Solusi untuk Ahok dan Pendukungnya

Penyelesaian kasus hukum yang menimpa Ahok akibat dakwaan penodaan agama tampaknya masih belum jelas ke mana akan bermuara. Lambatnya proses hukum ini semakin menguatkan dugaan adanya pemihakan pemerintah kepada Ahok. Sepertinya ada kebingungan di kalangan pendukung Ahok sehingga ada upaya untuk merekayasa proses hukum secara tak kasat mata, seperti rencana membuka proses gelar perkara yang biasanya tertutup, pemanggilan saksi ahli dari Mesir, dan sebagainya. Sebuah analisis menyebutkan, jika Ahok sampai dipenjara dan gagal jadi Gubernur Jakarta, maka ini berarti kemunduran luar biasa, baik bagi kekuatan politik pendukungnya, juga bagi pimpinan tertentu di pemerintahan, serta bisa pula berarti keruntuhan bisnis bagi para taipan pengembang yang telah mengeluarkan investasi yang ditaksir senilai puluhan triliun rupiah. Sementara fatwa jumhur ulama melalui MUI jelas menyatakan Ahok telah melakukan penistaan agama Islam. Ketidakjelasan politik seperti ini tentunya bisa mengancam stabilitas kehidupan berbangsa dan bernegara di tanah air.

Sebenarnya dakwaan penodaan agama yang dilakukan Ahok adalah klimaks dari runtutan kesalahan yang panjang di belakangnya. Kesalahan fatal pembangunan yang dipimpin Ahok di Jakarta adalah keberpihakannya terhadap kelompok pengembang dengan proyek-proyek besarnya. Terutama kontroversi proyek reklamasi 17 pulau di pantai utara Jakarta untuk kepentingan bisnis properti. Keberpihakan ini sudah dimulai dari dukungan para taipan properti di tanah air terhadap kelompok politik pemerintah yang sedang berkuasa, yang akhirnya mempengaruhi berbagai kebijakan pembangunan di tanah air.

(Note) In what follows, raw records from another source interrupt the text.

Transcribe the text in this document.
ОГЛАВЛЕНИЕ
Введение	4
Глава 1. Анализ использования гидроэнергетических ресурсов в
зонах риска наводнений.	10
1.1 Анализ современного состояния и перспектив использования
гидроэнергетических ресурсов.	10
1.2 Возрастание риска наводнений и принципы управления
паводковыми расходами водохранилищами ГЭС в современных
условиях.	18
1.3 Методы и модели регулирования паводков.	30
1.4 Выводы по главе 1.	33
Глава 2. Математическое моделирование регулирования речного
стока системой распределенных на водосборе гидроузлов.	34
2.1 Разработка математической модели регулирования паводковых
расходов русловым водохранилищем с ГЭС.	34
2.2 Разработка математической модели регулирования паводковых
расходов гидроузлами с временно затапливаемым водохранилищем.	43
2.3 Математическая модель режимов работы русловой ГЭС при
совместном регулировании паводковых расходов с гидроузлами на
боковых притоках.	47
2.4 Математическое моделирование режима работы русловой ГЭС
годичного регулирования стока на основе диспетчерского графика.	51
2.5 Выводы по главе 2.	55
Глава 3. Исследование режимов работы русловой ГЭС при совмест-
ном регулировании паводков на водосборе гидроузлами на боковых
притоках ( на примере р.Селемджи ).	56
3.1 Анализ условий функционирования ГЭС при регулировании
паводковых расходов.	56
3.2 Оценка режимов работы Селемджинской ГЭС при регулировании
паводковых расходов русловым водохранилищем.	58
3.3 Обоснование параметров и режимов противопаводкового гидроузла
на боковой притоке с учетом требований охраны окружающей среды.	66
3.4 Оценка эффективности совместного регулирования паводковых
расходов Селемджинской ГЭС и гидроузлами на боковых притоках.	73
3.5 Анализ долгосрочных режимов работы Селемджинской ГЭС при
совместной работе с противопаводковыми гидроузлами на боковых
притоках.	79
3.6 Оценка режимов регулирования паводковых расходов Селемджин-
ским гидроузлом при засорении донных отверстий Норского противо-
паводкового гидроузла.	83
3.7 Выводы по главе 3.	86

Mengapa taipan-taipan pengembang bisa begitu berkuasa di Indonesia? Jawabannya adalah kebijakan pembiaran yang dijalankan pemerintah dalam hal pembangunan kota-kota dan pengembangan kawasan permukiman. Bisa dikatakan pemerintah menyerahkannya kepada mekanisme bisnis properti yang dijalankan para pengembang. Bisnis properti pada dasarnya berbeda dengan bisnis manufaktur yang lebih membutuhkan dedikasi dan ketekunan untuk membangun sebuah kerajaan bisnis. Namun di tengah iklim yang membiarkan, bisnis properti penuh dengan spekulasi untuk bisa mendapatkan value gain yang tidak terkirakan. Di sinilah kesalahan kebijakan pemerintah hingga saat ini, yaitu membiarkan praktek spekulasi nilai lahan di dalam bisnis properti.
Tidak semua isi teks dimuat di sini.